E então explicou, para as duas moças incrédulas, todo o diálogo com a mãe e a operação de venda do mausoléu Schlikmann. No final, disse para Jennifer:

– Esse é o grilo, amor. Dona Marion sai depois de amanhã e eu saio hoje. Não estou mais a fim de morar nem mais um dia no mausoléu da família. Por isso o help é duplo, Sabá: carona pra casa, mas pra sua casa. Você pode acolher um Sem Teto naquele seu confortável apartamento de dois dormitórios no Saad Beirute Apart-hotéis? Eu posso ficar no outro quarto e pagar um aluguel módico, até o dia do meu casamento com uma certa deusa e rainha.

– Engraçadinho! Nada disso, você pode ficar sem pagar aluguel, mas tem que dormir no mesmo quarto da dona. Que, na certa, vai querer abusar de você na calada da noite. O que você me diz?

– Aceite, bobo – disse Paula – Não é toda noite que se pode ser abusado por uma bunda desse tamanho. Paga o sacrifício. Mas agora fiquei curiosa: E depois do casamento, onde é que o jovem casal pretende morar?

– Ora, Paula, no mesmo apartamento, é claro; não é, querida?

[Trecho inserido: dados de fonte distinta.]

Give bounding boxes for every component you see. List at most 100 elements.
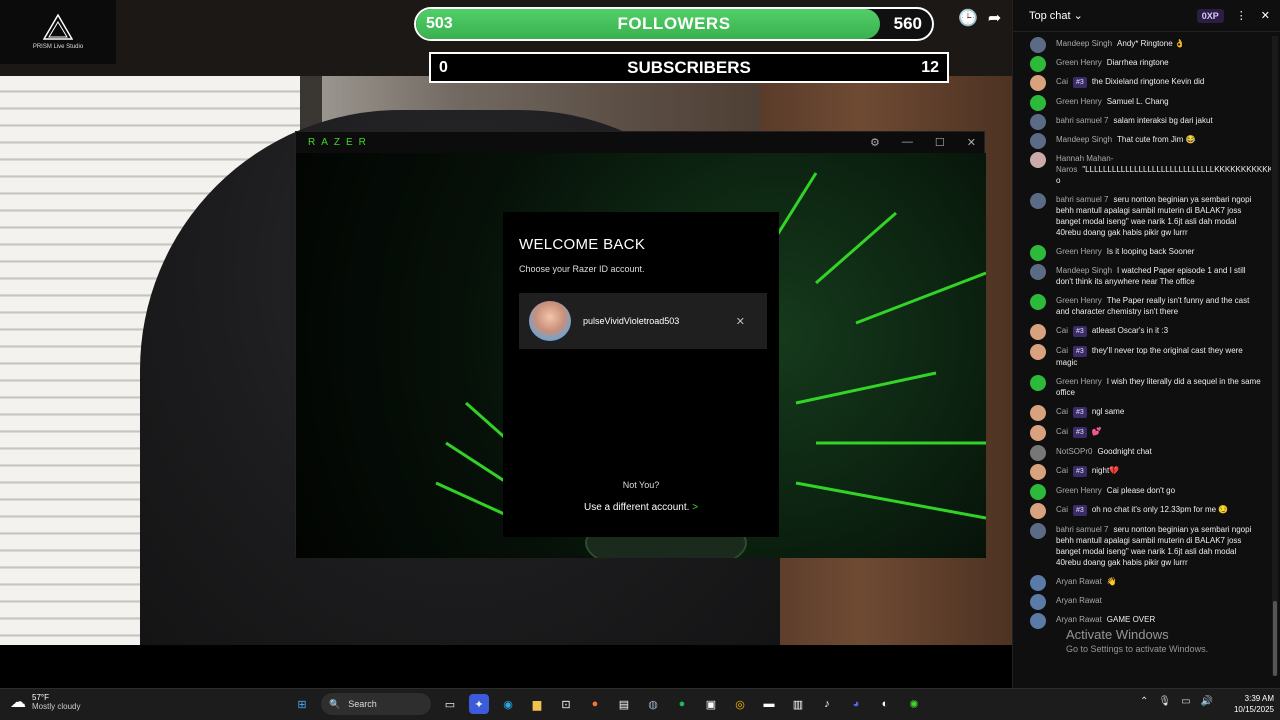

Claro como cristal, o combinado não é caro. Essa era uma surpresa que a gente estava reservando pra contar mais adiante pra vocês.  O meu copo-de-leite vai para o Beirute, onde eu vou beber ele todos os dias e noites, sem precisar me afastar das minhas amigas queridas do coração. Foi isso o que a gente combinou. Só que o apressadinho aí já quer casar hoje mesmo com a sua pobre amiga aqui, antes de assinar os papéis. Aí ele me come, eu sou desonrada e ele pode não querer mais casar no sábado. Sabe como é, alemães tradicionais só casam com moça virgem, são chegados numa donzela.

Como ela, Leon, virgenzinha total naquele umbigo e nos dois tímpanos, eu garanto. Mas vai com calma, deixa esses pra tirar só na noite de núpcias, tá? Respeite a donzela, por favor.

Paula, rindo muito, saiu como um raio, para contar a grande novidade para as outras colegas.  Leon e Jennifer esperaram a hora certa e saíram para almoçar juntos. E para combinar mil detalhes do casamento do sábado; e do casamento daquela noite, é claro.